Egypt furious over secret Ethiopian Nile dams

Ethiopia's Prime Minister Meles Zenawi FILE | AFRICA REVIEW 

Egyptian authorities are furious over new plans by the Ethiopian Government to construct three giant hydro power dams on the Blue Nile.

The angry Egyptians plan to send a team to discuss the issue with the Ethiopia despite the latter’s insistence the plan was not intended to harm Egypt.

Ethiopian Prime Minister Meles Zenawi recently hinted his government planned to use more of the Nile waters for development activities in the drought-prone country, which is the second most populous in Africa.

Mr Meles said in the next one month the new hydro-dam projects will be inaugurated.

The Blue Nile provides over 80 per cent of the Nile waters and its flow is therefore a matter of life and death for Egypt.

"We are planning to carry out a number of important projects, including a major project on the Nile," Mr Meles told reporters.

However, the document obtained by Africa Review from the Ethiopian Electric Power Corporation (EEPCO) mentioned unpublicised new dams set for construction, that will be inaugurated in the Western Ethiopia region of Benshangul Gumuz, just 40km east from Sudanese border.

Ethiopia plans to generate 6,000MW of electricity from the new dams, whose construction may take five to 10 years. The document does not mention specific details.

Won the contract

As per the government plan, the country targets a total capacity of some 15,000MW of power within 10 years at an investment cost of more than $12 billion.

The government is desperately looking for financing for the projects and negotiations are underway with China and India for soft loans.

The Italian construction firm Salini Costruttori has already won the contract.

Ethiopian State minister for Foreign Affairs Birhane Gebrekirstos has insisted his country would try its best to use the Nile waters for development and hydro power dams without, somehow, reducing the flow of the water.

"It must be noted that the river has more to offer than the demands of the riparian countries," he said.

In a highly symbolic move last year, Egypt switched the Nile docket from the Irrigation ministry to the Interior ministry, which handles national security matters.

According to local media reports, Egypt’s security establishment was ready to thwart a recent pact on Nile water use signed by riparian countries.

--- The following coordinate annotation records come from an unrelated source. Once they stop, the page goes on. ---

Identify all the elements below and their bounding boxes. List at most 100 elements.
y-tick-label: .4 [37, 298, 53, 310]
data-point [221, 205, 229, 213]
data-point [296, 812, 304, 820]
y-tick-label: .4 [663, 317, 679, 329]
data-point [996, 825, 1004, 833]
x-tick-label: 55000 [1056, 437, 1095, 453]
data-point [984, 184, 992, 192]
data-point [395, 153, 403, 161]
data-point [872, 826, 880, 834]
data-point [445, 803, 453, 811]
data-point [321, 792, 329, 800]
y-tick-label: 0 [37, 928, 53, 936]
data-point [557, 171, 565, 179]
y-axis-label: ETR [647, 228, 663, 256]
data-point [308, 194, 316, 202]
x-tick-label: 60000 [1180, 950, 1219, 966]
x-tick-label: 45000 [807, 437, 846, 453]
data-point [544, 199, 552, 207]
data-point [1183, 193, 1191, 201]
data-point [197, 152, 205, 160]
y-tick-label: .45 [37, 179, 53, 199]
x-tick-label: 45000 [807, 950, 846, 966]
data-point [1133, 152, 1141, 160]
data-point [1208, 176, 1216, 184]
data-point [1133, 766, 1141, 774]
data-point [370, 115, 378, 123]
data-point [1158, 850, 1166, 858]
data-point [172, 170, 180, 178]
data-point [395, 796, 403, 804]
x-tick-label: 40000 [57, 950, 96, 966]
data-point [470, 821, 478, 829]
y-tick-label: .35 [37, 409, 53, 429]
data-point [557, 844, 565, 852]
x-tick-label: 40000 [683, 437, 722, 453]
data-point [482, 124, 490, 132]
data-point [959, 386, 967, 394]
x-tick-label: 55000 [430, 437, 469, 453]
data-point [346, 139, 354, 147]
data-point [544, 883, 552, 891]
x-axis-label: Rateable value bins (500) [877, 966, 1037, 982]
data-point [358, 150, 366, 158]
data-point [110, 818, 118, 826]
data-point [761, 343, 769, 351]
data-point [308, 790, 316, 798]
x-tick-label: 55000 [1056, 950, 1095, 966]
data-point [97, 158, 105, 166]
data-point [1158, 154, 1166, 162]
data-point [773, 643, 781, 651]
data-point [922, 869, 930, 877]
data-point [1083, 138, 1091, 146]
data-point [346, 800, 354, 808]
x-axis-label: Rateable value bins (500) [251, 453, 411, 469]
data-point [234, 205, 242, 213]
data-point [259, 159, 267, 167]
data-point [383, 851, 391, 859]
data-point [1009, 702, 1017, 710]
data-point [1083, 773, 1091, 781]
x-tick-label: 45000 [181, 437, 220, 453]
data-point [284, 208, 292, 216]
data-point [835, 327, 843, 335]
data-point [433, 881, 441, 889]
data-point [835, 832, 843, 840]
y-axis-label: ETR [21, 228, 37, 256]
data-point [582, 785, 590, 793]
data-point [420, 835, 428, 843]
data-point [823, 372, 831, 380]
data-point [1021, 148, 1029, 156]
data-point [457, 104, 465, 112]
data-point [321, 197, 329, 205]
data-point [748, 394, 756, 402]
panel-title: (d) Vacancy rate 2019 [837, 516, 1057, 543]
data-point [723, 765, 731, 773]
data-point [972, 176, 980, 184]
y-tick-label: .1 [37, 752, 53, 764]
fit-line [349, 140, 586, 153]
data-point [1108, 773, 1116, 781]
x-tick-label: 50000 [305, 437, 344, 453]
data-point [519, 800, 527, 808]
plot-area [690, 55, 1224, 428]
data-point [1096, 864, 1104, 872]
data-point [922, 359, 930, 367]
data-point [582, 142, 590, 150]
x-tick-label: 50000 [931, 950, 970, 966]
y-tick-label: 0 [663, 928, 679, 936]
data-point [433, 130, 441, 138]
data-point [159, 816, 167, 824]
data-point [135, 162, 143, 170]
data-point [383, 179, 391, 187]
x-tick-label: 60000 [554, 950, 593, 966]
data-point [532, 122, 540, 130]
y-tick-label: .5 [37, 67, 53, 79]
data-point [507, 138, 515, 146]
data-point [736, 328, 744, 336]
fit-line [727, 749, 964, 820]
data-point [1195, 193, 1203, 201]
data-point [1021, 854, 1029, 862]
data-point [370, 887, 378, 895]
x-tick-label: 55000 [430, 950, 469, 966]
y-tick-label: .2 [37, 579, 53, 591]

They want to maintain Egypt’s traditional lion’s share of the water quota as enshrined in a 1959 colonial agreement.

Uncertain period

Despite being one of the most food-insecure countries in the world, Ethiopia uses less than 2 per cent of the Nile water yet it contributed the overwhelming flow to Sudan and Egypt.

Apart from meeting home demand, Ethiopia wants to export some of the hydro power to Sudan, Djibouti and Kenya.

In the long term, it plans to export electricity to Egypt and Israel as well.

In December 2010, Ethiopia inaugurated the underground Tana Beles hydro dam on the Blue Nile, with a generating capacity of 420MW.

The dam sparked a sharp row between Ethiopia and Egypt. Former Egyptian president Hosni Mubarak even appealed to Italy to cut funding for Ethiopia’s hydro power dams.

According to analysts, Ethiopia, and possibly Uganda, were seeking to capitalise on uncertain period following the downfall of Mubarak to intensify their own plans for the Nile.

Uganda is also on target to generate 17,000MW in the next 15 years.

Ethiopia announced its plans after Burundi became the sixth riparian signatory to endorse the recent Nile pact on equitable water sharing, which was negotiated for 10 years under the Nile Basin Initiative. Egypt and Sudan remain the only countries opposed.

The Democratic Republic of Congo has yet to signed up.